According to a new observational study published in the journal American Academy of Neurology, there may be a serious benefit from getting vaccinated for the flu that goes beyond protecting against viruses.

Studies have shown that people who got the flu vaccine were less likely to have a stroke. In particular, the study focused on ischemic stroke, which, according to the American Heart Association, “accounts for about 87% of all strokes,” and occurs when blood flow to the brain is blocked.

The 14-year study was conducted in Spain and included 14,322 stroke survivors. Each person was compared with five people of the same age and sex who had never had a stroke. All subjects were between 40 and 99 years of age.

The researchers compared the date of the stroke with the date of the flu vaccination to see if participants had received the vaccination at least 14 days before the stroke. They also looked at these time frames in people who did not have a stroke.

About 41.4% of people who experienced a stroke during the study period received the flu vaccine, compared with 40.5% of those who did not have a stroke.
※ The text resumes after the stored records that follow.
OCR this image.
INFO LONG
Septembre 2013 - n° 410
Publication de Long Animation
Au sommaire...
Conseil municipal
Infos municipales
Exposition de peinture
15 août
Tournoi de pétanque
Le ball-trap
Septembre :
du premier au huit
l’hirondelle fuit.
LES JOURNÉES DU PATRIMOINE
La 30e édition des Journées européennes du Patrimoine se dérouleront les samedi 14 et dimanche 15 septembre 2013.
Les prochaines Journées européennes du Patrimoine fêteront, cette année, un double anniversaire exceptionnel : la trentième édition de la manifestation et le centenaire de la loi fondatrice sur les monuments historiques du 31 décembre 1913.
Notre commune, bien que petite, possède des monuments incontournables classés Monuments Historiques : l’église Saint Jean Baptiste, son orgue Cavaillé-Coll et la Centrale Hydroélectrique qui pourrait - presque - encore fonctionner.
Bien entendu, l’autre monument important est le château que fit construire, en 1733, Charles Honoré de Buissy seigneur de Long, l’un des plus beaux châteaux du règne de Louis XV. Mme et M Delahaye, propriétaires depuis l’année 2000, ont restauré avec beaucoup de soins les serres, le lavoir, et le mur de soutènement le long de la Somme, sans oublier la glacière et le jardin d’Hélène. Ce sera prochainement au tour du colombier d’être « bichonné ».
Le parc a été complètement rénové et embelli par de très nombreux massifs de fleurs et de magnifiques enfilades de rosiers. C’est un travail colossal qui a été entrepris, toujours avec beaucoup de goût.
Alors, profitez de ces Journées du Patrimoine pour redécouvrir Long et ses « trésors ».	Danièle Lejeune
However, after adjusting to problems such as vascular disease (people in the vaccinated group had more risk factors for stroke, such as high blood pressure or cholesterol), it was found that people who received the flu vaccine each year were 12% less likely to have a stroke than those who did not receive the vaccine.

The flu vaccine can protect you from more than just the flu.

Experts aren’t entirely sure why the flu vaccine might reduce the risk of a stroke.

The exact rationale behind this positive result is currently unclear, but scientists have some theories. Study author Dr. Francisco JosĂ© de Abajo told Medical News Today that “at this stage we can only speculate on the mechanisms, but there is some evidence from previous studies … which suggests that influenza vaccination may reduce inflammatory mediators.”

And according to the American Heart Association, “systemic markers of inflammation have been shown to be markers of stroke risk.” Thus, reducing inflammation may be responsible for a reduced risk of stroke in study participants.

Moreover, not all vaccines lead to a lower risk of stroke – the researchers found that the pneumonia vaccine did not have the same effect, leading them to believe that there is a link between the flu vaccine and a lower risk of stroke.

That said, the new study has some limitations. It was observational and ignored other factors such as diet and exercise in the subjects’ daily lives. Exercise, a nutritious diet, and a healthy weight all help reduce the risk of stroke. It is possible that people who are more susceptible to vaccines are also adopting good health practices in other areas.

Either way, it’s important to get the flu shot.

The flu vaccine is an important way to protect yourself and those around you from catching the virus. According to the Centers for Disease Control and Prevention, flu kills tens of thousands of people each year and infects more than 9,000,000 people each year.

While many people can fight the virus, it is a very risky disease for the elderly, young children, and people with conditions like asthma and COPD, Dr. Bert E. Johansson, a vaccine expert at the National Hispanic Medical Association previously said. HuffPost.

By getting the flu vaccine, you reduce your risk of catching the virus, protecting your loved ones – and possibly even reducing your risk of a stroke.

“These results are another reason people should get the flu shot every year, especially if they have an increased risk of stroke,” de Abajo said in a statement. “The possibility of reducing the risk of stroke by doing this simple action is very convincing.”